There are two important conditions to take note of while adjusting the H- screw;

  1. The external change from the second sprocket to the outermost sprocket.
  2. The way the chain rides on the outermost sprocket.
  • If the outer shift is satisfactory, tighten the H-screw by turning it ¼ clockwise and continue checking the shift until it is slow. Also, when the chain on the least cog continues making a noise from the second sprocket inside, it indicates a too-tight H-screw.
  • When an H-screw is overly tight, adjust the screw ¼ turn, then check the shift. Then, continue correcting the shift by ¼ turn. When there is no sign that your screw is too tight, it shows that the H-screw is in its tightest setting. 

#2. Adjusting the L-screw 

  • Change your bike to the middle chainring and the second inner rear sprocket.
  • Ride the bike at 60 rpm and above at a quick pace.
  • Hand pulls the wire to adjust the derailleur sprocket inside.

Always take note of the following two conditions when adjusting your L-screw;

  1. The interior changes from the second inner sprocket to the innermost sprocket.
  2. The way the chain rides on the innermost sprocket.
  • When the transition is done well, tighten the screw by ¼ turn and repeat the shift. Then proceed with the tightening until there are signs of a too-tight screw. The chain will not finish its shift despite the coercion on the inner wire. Instead, the chain shifts sluggishly or makes a loud noise when riding on the innermost sprocket. These signs indicate that the L-screw is too tight.
  • Loosen the screw by ¼ turn when there is a sign of a too-tight screw, then recheck the shift. Continue freeing the screw until the signs disappear. After the disappearance of the signs, the limit screw setting is finished.

How Long Does a Rear Derailleur Last?

The bicycle rear derailleur lasts for a long time even if you ride your bike often. The jockey wheels are always the first to wear out after some 10,000km compared to the other parts of the system.

The system’s longevity depends on the model, the manufacturer, the distance covered by year, and the weather conditions you ride.

What Is the Difference Between a Long and Short Cage Derailleur

Long cage derailleur Short Cage Derailleur 
They are mostly used for bikes with a 27 to 30 gear ratioIt cannot be used for bikes with gear ratios between 11 to 20
Sometimes the chain can slack and kick the frameBetter chain tension that prevents the chain from hitting the frame
As a result of the cage’s unwanted movement, there might be a decrease in the shift performance on irregular topographyThere is an accurate shift despite any irregular topography.

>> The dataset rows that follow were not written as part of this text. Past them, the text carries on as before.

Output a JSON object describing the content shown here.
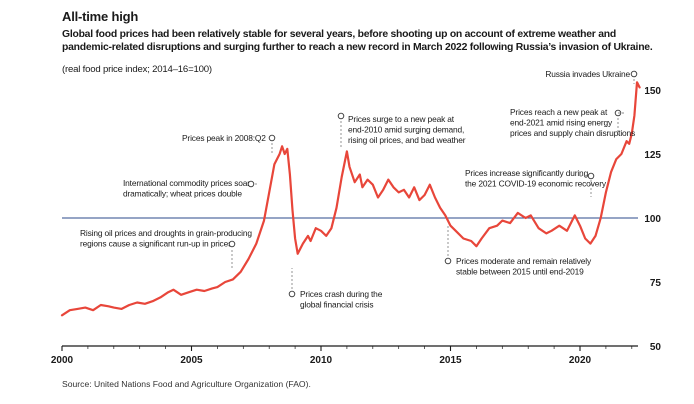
{
  "chart_data": {
    "type": "line",
    "title": "All-time high",
    "subtitle": "Global food prices had been relatively stable for several years, before shooting up on account of extreme weather and pandemic-related disruptions and surging further to reach a new record in March 2022 following Russia’s invasion of Ukraine.",
    "unit_note": "(real food price index; 2014–16=100)",
    "source": "Source: United Nations Food and Agriculture Organization (FAO).",
    "xlim": [
      2000,
      2022.8
    ],
    "ylim": [
      50,
      157
    ],
    "x_ticks": [
      2000,
      2005,
      2010,
      2015,
      2020
    ],
    "y_ticks": [
      50,
      75,
      100,
      125,
      150
    ],
    "reference_line": 100,
    "colors": {
      "line": "#e8463a",
      "reference": "#2b4a8b",
      "axis": "#1a1a1a",
      "leader": "#888888"
    },
    "series": [
      {
        "values": [
          [
            2000.0,
            62
          ],
          [
            2000.3,
            64
          ],
          [
            2000.6,
            64.5
          ],
          [
            2000.9,
            65
          ],
          [
            2001.2,
            64
          ],
          [
            2001.5,
            66
          ],
          [
            2001.8,
            65.5
          ],
          [
            2002.0,
            65
          ],
          [
            2002.3,
            64.5
          ],
          [
            2002.6,
            66
          ],
          [
            2002.9,
            67
          ],
          [
            2003.2,
            66.5
          ],
          [
            2003.5,
            67.5
          ],
          [
            2003.8,
            69
          ],
          [
            2004.1,
            71
          ],
          [
            2004.3,
            72
          ],
          [
            2004.6,
            70
          ],
          [
            2004.9,
            71
          ],
          [
            2005.2,
            72
          ],
          [
            2005.5,
            71.5
          ],
          [
            2005.8,
            72.5
          ],
          [
            2006.0,
            73
          ],
          [
            2006.3,
            75
          ],
          [
            2006.6,
            76
          ],
          [
            2006.9,
            79
          ],
          [
            2007.2,
            84
          ],
          [
            2007.5,
            90
          ],
          [
            2007.8,
            99
          ],
          [
            2008.0,
            110
          ],
          [
            2008.2,
            121
          ],
          [
            2008.4,
            125
          ],
          [
            2008.5,
            128
          ],
          [
            2008.6,
            125
          ],
          [
            2008.7,
            127
          ],
          [
            2008.8,
            117
          ],
          [
            2008.9,
            103
          ],
          [
            2009.0,
            92
          ],
          [
            2009.1,
            86
          ],
          [
            2009.3,
            90
          ],
          [
            2009.5,
            93
          ],
          [
            2009.6,
            91
          ],
          [
            2009.8,
            96
          ],
          [
            2010.0,
            95
          ],
          [
            2010.2,
            93
          ],
          [
            2010.4,
            96
          ],
          [
            2010.6,
            104
          ],
          [
            2010.8,
            116
          ],
          [
            2011.0,
            126
          ],
          [
            2011.1,
            120
          ],
          [
            2011.3,
            114
          ],
          [
            2011.5,
            117
          ],
          [
            2011.6,
            112
          ],
          [
            2011.8,
            115
          ],
          [
            2012.0,
            113
          ],
          [
            2012.2,
            108
          ],
          [
            2012.4,
            111
          ],
          [
            2012.6,
            115
          ],
          [
            2012.8,
            112
          ],
          [
            2013.0,
            110
          ],
          [
            2013.2,
            111
          ],
          [
            2013.4,
            108
          ],
          [
            2013.6,
            112
          ],
          [
            2013.8,
            107
          ],
          [
            2014.0,
            109
          ],
          [
            2014.2,
            113
          ],
          [
            2014.4,
            108
          ],
          [
            2014.6,
            104
          ],
          [
            2014.8,
            101
          ],
          [
            2015.0,
            97
          ],
          [
            2015.2,
            95
          ],
          [
            2015.5,
            92
          ],
          [
            2015.8,
            91
          ],
          [
            2016.0,
            89
          ],
          [
            2016.2,
            92
          ],
          [
            2016.5,
            96
          ],
          [
            2016.8,
            97
          ],
          [
            2017.0,
            99
          ],
          [
            2017.3,
            98
          ],
          [
            2017.6,
            102
          ],
          [
            2017.9,
            100
          ],
          [
            2018.1,
            101
          ],
          [
            2018.4,
            96
          ],
          [
            2018.7,
            94
          ],
          [
            2018.9,
            95
          ],
          [
            2019.2,
            97
          ],
          [
            2019.5,
            95
          ],
          [
            2019.8,
            101
          ],
          [
            2020.0,
            97
          ],
          [
            2020.2,
            92
          ],
          [
            2020.4,
            90
          ],
          [
            2020.6,
            93
          ],
          [
            2020.8,
            100
          ],
          [
            2021.0,
            110
          ],
          [
            2021.2,
            118
          ],
          [
            2021.4,
            123
          ],
          [
            2021.6,
            125
          ],
          [
            2021.8,
            130
          ],
          [
            2021.9,
            129
          ],
          [
            2022.0,
            133
          ],
          [
            2022.1,
            140
          ],
          [
            2022.2,
            153
          ],
          [
            2022.3,
            151
          ]
        ]
      }
    ],
    "annotations": [
      {
        "text": [
          "Rising oil prices and droughts in grain-producing",
          "regions cause a significant run-up in prices"
        ]
      },
      {
        "text": [
          "International commodity prices soar",
          "dramatically; wheat prices double"
        ]
      },
      {
        "text": [
          "Prices peak in 2008:Q2"
        ]
      },
      {
        "text": [
          "Prices crash during the",
          "global financial crisis"
        ]
      },
      {
        "text": [
          "Prices surge to a new peak at",
          "end-2010 amid surging demand,",
          "rising oil prices, and bad weather"
        ]
      },
      {
        "text": [
          "Prices moderate and remain relatively",
          "stable between 2015 until end-2019"
        ]
      },
      {
        "text": [
          "Prices increase significantly during",
          "the 2021 COVID-19 economic recovery"
        ]
      },
      {
        "text": [
          "Prices reach a new peak at",
          "end-2021 amid rising energy",
          "prices and supply chain disruptions"
        ]
      },
      {
        "text": [
          "Russia invades Ukraine"
        ]
      }
    ]
  }
}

Which Is the Best Rear Derailleur?

There are different brands of mountain bike derailleurs. But the best mountain bike derailleur brands are:

  • Shimano zee freeride
  • Microsoft XCD
  • Shimano Deore XT long cage 
  • Sunrace MZ900
  • Sram GX eagle
  • Sram XX1 eagle AXS
  • TRP TR12

To know the price and more details about each derailleur View Amazon.


Bike derailleurs are very important in your bike and should be well maintained. Make sure you replace them when damaged.

And get the ones that are compatible with your bike for accurate shifts.

Then, after going through the various factors highlighted in this article and knowing about mountain bike derailleurs, you can select one for your bike.